Corporate Governance and Development

Last month, more than 30 development financing institutions signed a statement putting corporate governance at the forefront of their global development efforts.  The statement describes some of the benefits good corporate governance provides, including improved company performance, better access to capital, better stakeholder relations, stronger capital markets, as well as lower investment and reputational risk. 

But corporate governance contributes to development in so many more ways – ways that become more evident once we extend the analysis of the concept beyond its traditional application – large firms and capital markets.  We have seen good corporate governance contribute to development by:

  • Cleaning up the nature of relationships between business and state (private-public transparency)
  • Helping improve legal enforcement mechanisms (by protecting minority shareholders rights, for example)
  • Facilitating property rights protection
  • Helping combat corruption (an important but rarely recognized corporate governance benefit)
  • Helping firms attract investment (thus creating jobs)
  • Developing a strong SME sector and opening up family firms
  • Instilling the concepts of transparency and accountability far beyond the corporate sector

The bottom line – it is becoming increasingly evident that corporate governance is not only for large firms and developed markets.  We’ve seen it transform the way business is done in places one would never consider could benefit from good corporate governance.

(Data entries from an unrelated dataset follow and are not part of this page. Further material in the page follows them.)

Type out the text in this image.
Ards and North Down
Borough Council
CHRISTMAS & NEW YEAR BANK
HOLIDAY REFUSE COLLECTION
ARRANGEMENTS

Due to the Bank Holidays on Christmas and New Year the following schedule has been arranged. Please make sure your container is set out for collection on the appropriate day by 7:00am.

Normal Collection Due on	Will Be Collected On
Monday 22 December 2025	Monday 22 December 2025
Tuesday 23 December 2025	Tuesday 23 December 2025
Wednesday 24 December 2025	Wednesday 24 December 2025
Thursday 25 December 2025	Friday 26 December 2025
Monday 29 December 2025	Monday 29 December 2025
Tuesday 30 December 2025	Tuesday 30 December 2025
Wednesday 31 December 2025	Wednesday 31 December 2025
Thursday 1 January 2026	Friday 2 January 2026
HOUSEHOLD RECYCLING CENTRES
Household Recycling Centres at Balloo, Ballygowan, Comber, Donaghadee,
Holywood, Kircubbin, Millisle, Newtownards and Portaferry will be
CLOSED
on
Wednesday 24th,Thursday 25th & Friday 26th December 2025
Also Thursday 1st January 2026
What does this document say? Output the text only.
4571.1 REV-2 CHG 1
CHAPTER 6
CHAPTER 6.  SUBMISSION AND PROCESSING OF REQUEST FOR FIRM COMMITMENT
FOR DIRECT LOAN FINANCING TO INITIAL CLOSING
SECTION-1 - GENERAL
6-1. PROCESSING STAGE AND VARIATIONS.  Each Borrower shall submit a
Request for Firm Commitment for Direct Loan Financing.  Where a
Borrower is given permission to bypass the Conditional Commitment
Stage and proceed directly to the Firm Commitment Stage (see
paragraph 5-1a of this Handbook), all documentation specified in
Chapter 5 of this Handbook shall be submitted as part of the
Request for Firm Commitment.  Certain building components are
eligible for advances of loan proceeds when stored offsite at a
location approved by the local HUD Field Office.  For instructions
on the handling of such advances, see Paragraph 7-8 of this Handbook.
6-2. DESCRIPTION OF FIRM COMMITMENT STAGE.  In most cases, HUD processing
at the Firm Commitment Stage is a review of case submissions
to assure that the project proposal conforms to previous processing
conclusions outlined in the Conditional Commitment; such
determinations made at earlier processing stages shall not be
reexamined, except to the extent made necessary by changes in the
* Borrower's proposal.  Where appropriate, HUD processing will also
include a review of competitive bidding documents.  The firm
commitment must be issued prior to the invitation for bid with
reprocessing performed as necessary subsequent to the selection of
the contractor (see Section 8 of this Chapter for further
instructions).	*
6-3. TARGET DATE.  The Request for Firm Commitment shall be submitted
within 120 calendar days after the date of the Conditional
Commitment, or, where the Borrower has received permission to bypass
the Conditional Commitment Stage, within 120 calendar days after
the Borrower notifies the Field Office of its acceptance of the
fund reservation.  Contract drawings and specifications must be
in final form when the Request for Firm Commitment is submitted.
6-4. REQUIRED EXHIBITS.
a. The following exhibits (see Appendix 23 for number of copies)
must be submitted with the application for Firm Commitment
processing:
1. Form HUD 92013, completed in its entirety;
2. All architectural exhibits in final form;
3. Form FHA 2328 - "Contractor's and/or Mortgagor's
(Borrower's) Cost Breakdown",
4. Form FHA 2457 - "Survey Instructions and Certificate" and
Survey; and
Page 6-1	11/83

Just recently, I had a pleasure of interviewing Karugor Gatamah who runs a corporate governance center in Kenya.  I asked him – what does he think about the general notion of linking corporate governance with large companies?  He brought up an interesting fact, noting that

There are over 140,000 registered companies in Kenya.  Only approximately 53 are listed on the stock exchange, and only 5,000 are public companies.  So, that gives you approximately 135,000, which are either family-owned private small companies or medium-sized companies.  If you don’t address corporate governance in SMEs and family-owned companies then you are saying you are only dealing with those 53 or so companies and are completely ignoring the other 135,000.

Why corporate governance matters, I asked him? Why does it matter for Africa? Here is what he had to say

I think for Africa, the fact that we tended to associate corporate governance with foreign investment has alienated a lot of the people from seeing the benefits of good corporate governance to society at large, to the poor.  I like to talk about corporate governance and MGD’s.  This may not be a direct relationship, but as I said, if you don’t create wealth, how do you alleviate poverty? 

Karugor Gatamah hits the nail on the head – corporate governance helps to create wealth and alleviate poverty in a sustainable way.  The development financing institutions also get it, and the new agreement is a testament to their commitment.  Lets hope more people recognize corporate governance as an important development, not just an investment, tool.